02/12/2025 15:25 - Saúde
Radioagência
Gastos com judicialização da Saúde superam orçamentos de programas do governo
GASTOS COM JUDICIALIZAÇÃO DA SAÚDE SUPERAM ORÇAMENTOS DE PROGRAMAS DO GOVERNO, O REPÓRTER LUIZ CLAUDIO CANUTO ACOMPANHOU AUDIÊNCIA SOBRE O TEMA NA COMISSÃO DE SAÚDE.
A judicialização da Saúde no Brasil provocou gastos até agosto deste ano de mais de 1 bilhão e 800 milhões de reais (R$ 1.844,260.937,26) apenas na compra dos 10 medicamentos mais caros. Isso apenas em ações individuais. Ou seja, não inclui gastos derivados de vitórias em ações judiciais coletivas.
A Comissão de Saúde da Câmara realizou audiência pública que discutiu a judicialização da saúde no Brasil, e debatedores defenderam a medicina baseada em evidências como uma solução para reduzir os gastos.
Segundo a responsável pela área de judicialização no Ministério da Saúde, Tarciana Barreto, quase um quinto do valor foi gasto em um medicamento chamado Elevedys, uma terapia genética para tratar a distrofia muscular de Duchenne, que segundo ela não tem eficiência científica comprovada.
“Tanto é que foi levantado no mundo algumas mortes. Sabe-se disso. Com tudo eu gostaria de colocar: se o Elevedys não tivesse sido suspenso, nós fizemos um levantamento no departamento, nós recebemos 216 pareceres de força executória sobre este medicamento. Eles totalizariam quase 2 bilhões, se não tivesse sido suspenso pela Anvisa.”
Na opinião da coordenadora de saúde na Secretaria de Reformas Econômicas do Ministério da Fazenda, Priscila Louly, é necessário evitar o uso distorcido do meio judicial. Ela cita dados da Advocacia Geral da União que apontam que, no ano passado, 2,7 bilhões de reais foram destinados a cumprimento de decisões judiciais que beneficiaram apenas 6 mil pacientes. Esse valor equivale ao orçamento, por exemplo, de todo o programa Farmácia Popular.
“E esse cenário que a gente tem hoje é de que os medicamentos de altíssimo custo e que, se a gente falar de aproximadamente 10 anos atrás, a caixinha do medicamento mais caro, ele custava 80 mil reais. Hoje a gente fala de medicamentos que custam 10, 15, 20 milhões de reais por paciente.”
Porém, na opinião da cardiologista Ludhmilla Hajjar, a judicialização é sintoma da incapacidade de um sistema que de disponibilizar o que a sociedade precisa.
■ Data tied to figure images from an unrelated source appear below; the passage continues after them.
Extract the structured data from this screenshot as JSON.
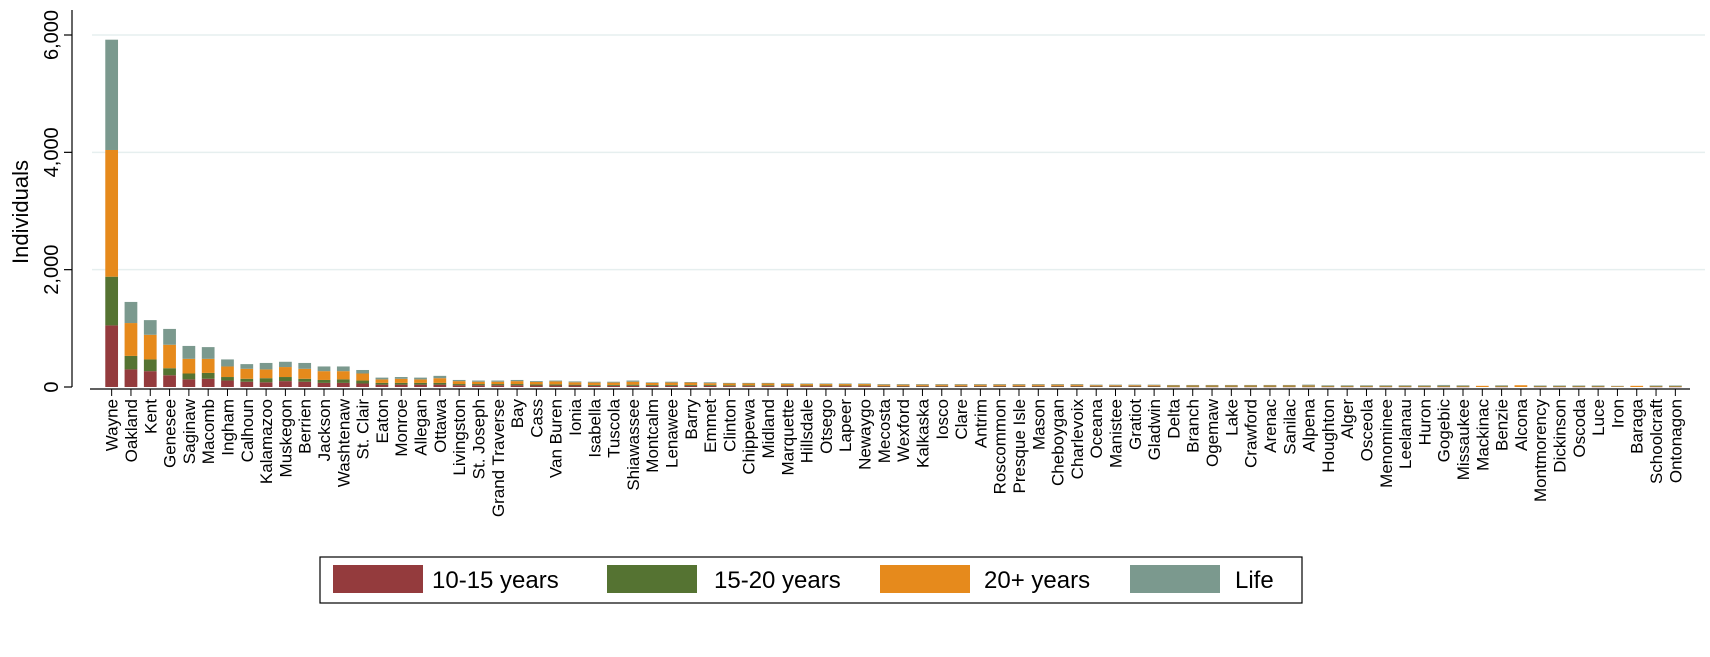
{
  "chart_data": {
    "type": "bar",
    "stacked": true,
    "title": "",
    "xlabel": "",
    "ylabel": "Individuals",
    "ylim": [
      0,
      6000
    ],
    "yticks": [
      0,
      2000,
      4000,
      6000
    ],
    "ytick_labels": [
      "0",
      "2,000",
      "4,000",
      "6,000"
    ],
    "grid": true,
    "legend_position": "bottom",
    "categories": [
      "Wayne",
      "Oakland",
      "Kent",
      "Genesee",
      "Saginaw",
      "Macomb",
      "Ingham",
      "Calhoun",
      "Kalamazoo",
      "Muskegon",
      "Berrien",
      "Jackson",
      "Washtenaw",
      "St. Clair",
      "Eaton",
      "Monroe",
      "Allegan",
      "Ottawa",
      "Livingston",
      "St. Joseph",
      "Grand Traverse",
      "Bay",
      "Cass",
      "Van Buren",
      "Ionia",
      "Isabella",
      "Tuscola",
      "Shiawassee",
      "Montcalm",
      "Lenawee",
      "Barry",
      "Emmet",
      "Clinton",
      "Chippewa",
      "Midland",
      "Marquette",
      "Hillsdale",
      "Otsego",
      "Lapeer",
      "Newaygo",
      "Mecosta",
      "Wexford",
      "Kalkaska",
      "Iosco",
      "Clare",
      "Antrim",
      "Roscommon",
      "Presque Isle",
      "Mason",
      "Cheboygan",
      "Charlevoix",
      "Oceana",
      "Manistee",
      "Gratiot",
      "Gladwin",
      "Delta",
      "Branch",
      "Ogemaw",
      "Lake",
      "Crawford",
      "Arenac",
      "Sanilac",
      "Alpena",
      "Houghton",
      "Alger",
      "Osceola",
      "Menominee",
      "Leelanau",
      "Huron",
      "Gogebic",
      "Missaukee",
      "Mackinac",
      "Benzie",
      "Alcona",
      "Montmorency",
      "Dickinson",
      "Oscoda",
      "Luce",
      "Iron",
      "Baraga",
      "Schoolcraft",
      "Ontonagon"
    ],
    "series": [
      {
        "name": "10-15 years",
        "color": "#943b3d",
        "values": [
          1050,
          300,
          270,
          200,
          130,
          140,
          110,
          90,
          80,
          100,
          90,
          70,
          70,
          60,
          40,
          40,
          40,
          40,
          30,
          30,
          30,
          30,
          25,
          25,
          25,
          20,
          20,
          20,
          20,
          20,
          20,
          20,
          15,
          15,
          15,
          15,
          15,
          15,
          15,
          15,
          10,
          10,
          10,
          10,
          10,
          10,
          10,
          10,
          10,
          10,
          10,
          10,
          10,
          10,
          10,
          5,
          5,
          5,
          5,
          5,
          5,
          5,
          5,
          5,
          5,
          5,
          5,
          5,
          5,
          5,
          5,
          0,
          5,
          0,
          5,
          5,
          5,
          5,
          0,
          0,
          5,
          5
        ]
      },
      {
        "name": "15-20 years",
        "color": "#557332",
        "values": [
          830,
          230,
          200,
          120,
          100,
          100,
          60,
          50,
          70,
          70,
          50,
          50,
          60,
          50,
          30,
          30,
          30,
          30,
          20,
          20,
          20,
          20,
          20,
          20,
          15,
          15,
          15,
          20,
          15,
          15,
          15,
          15,
          15,
          15,
          15,
          10,
          10,
          10,
          10,
          10,
          10,
          10,
          10,
          10,
          10,
          10,
          10,
          10,
          10,
          10,
          10,
          5,
          5,
          5,
          5,
          5,
          5,
          5,
          5,
          5,
          5,
          5,
          5,
          5,
          5,
          5,
          5,
          5,
          5,
          5,
          5,
          0,
          5,
          0,
          5,
          5,
          5,
          5,
          0,
          0,
          5,
          5
        ]
      },
      {
        "name": "20+ years",
        "color": "#e68a1c",
        "values": [
          2160,
          560,
          420,
          400,
          250,
          240,
          180,
          170,
          150,
          170,
          170,
          150,
          140,
          120,
          60,
          70,
          60,
          80,
          50,
          40,
          40,
          50,
          40,
          50,
          40,
          40,
          40,
          50,
          35,
          40,
          40,
          30,
          30,
          30,
          30,
          30,
          25,
          25,
          25,
          25,
          20,
          20,
          20,
          20,
          20,
          20,
          20,
          20,
          20,
          20,
          20,
          15,
          15,
          15,
          15,
          15,
          15,
          15,
          15,
          15,
          15,
          15,
          15,
          10,
          10,
          10,
          10,
          10,
          10,
          10,
          10,
          20,
          10,
          30,
          10,
          10,
          10,
          10,
          10,
          20,
          10,
          10
        ]
      },
      {
        "name": "Life",
        "color": "#7b998e",
        "values": [
          1880,
          360,
          250,
          270,
          220,
          200,
          120,
          80,
          110,
          90,
          100,
          80,
          80,
          60,
          30,
          30,
          30,
          40,
          20,
          20,
          20,
          20,
          15,
          15,
          15,
          15,
          15,
          20,
          10,
          15,
          10,
          15,
          10,
          10,
          10,
          10,
          10,
          10,
          10,
          10,
          10,
          10,
          10,
          10,
          10,
          10,
          10,
          10,
          10,
          10,
          10,
          10,
          10,
          10,
          10,
          10,
          10,
          10,
          10,
          10,
          10,
          10,
          15,
          10,
          10,
          10,
          10,
          10,
          10,
          15,
          10,
          0,
          10,
          0,
          5,
          5,
          5,
          5,
          10,
          0,
          5,
          5
        ]
      }
    ]
  }
}
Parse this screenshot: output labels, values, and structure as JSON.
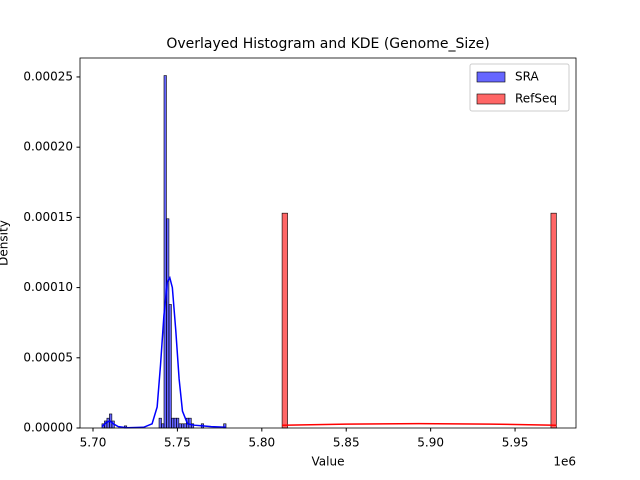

“Eu não tenho dúvida de que, numa sexta-feira à noite, a mãe que judicializa um medicamento não está contra o Estado, está tentando salvar o filho dela. E o Judiciário virou a última porta de socorro diante de inúmeras falhas de acesso. E essa porta hoje está sobrecarregada e já ameaça a sustentabilidade de todo o sistema.”
Ela afirma que a forma de combater esse problema é fortalecer a medicina baseada em evidências, de modo a corroborar a Justiça, quando é o caso, e mudar marcos regulatórios para tornar mais ágil o registro de medicamentos.
Segundo a diretora de Acesso ao Mercado da Interfarma, Associação da Indústria Farmacêutica de Pesquisa, Helaine Capucho, entre as 10 moléculas mais pedidas na Justiça, 7 estão incorporadas no SUS. Entre as 10 moléculas mais pedidas que não foram incorporadas ou analisadas pela Conitec, 90% têm genérico ou similar no mercado brasileiro. O problema é que o processo de liberação de novos medicamentos pode levar até 4 anos.
A deputada Adriana Ventura (Novo-SP), que pediu a audiência pública, lembra que a tendência é semelhante no setor privado. Em 2023, o número de ações contra planos de saúde chegou passou de 234 mil (234.111), um aumento de 60% em relação a 2020. Os gastos com a judicialização na saúde privada somaram 5 bilhões e meio de reais em 2023.
“A gente está falando da sustentabilidade do Sistema Único de Saúde e da saúde suplementar, então não é uma coisa simples. A gente sabe que isso tem impactos em todos os âmbitos, desde o paciente até usa família. E existe no nosso país um orçamento finito e necessidades infinitas e a questão é como damos conta disso.”
A deputada afirma que as decisões precisam ser baseadas em medicina com evidências para que as decisões judiciais sejam apoiadas em provas científicas e diretrizes transparentes.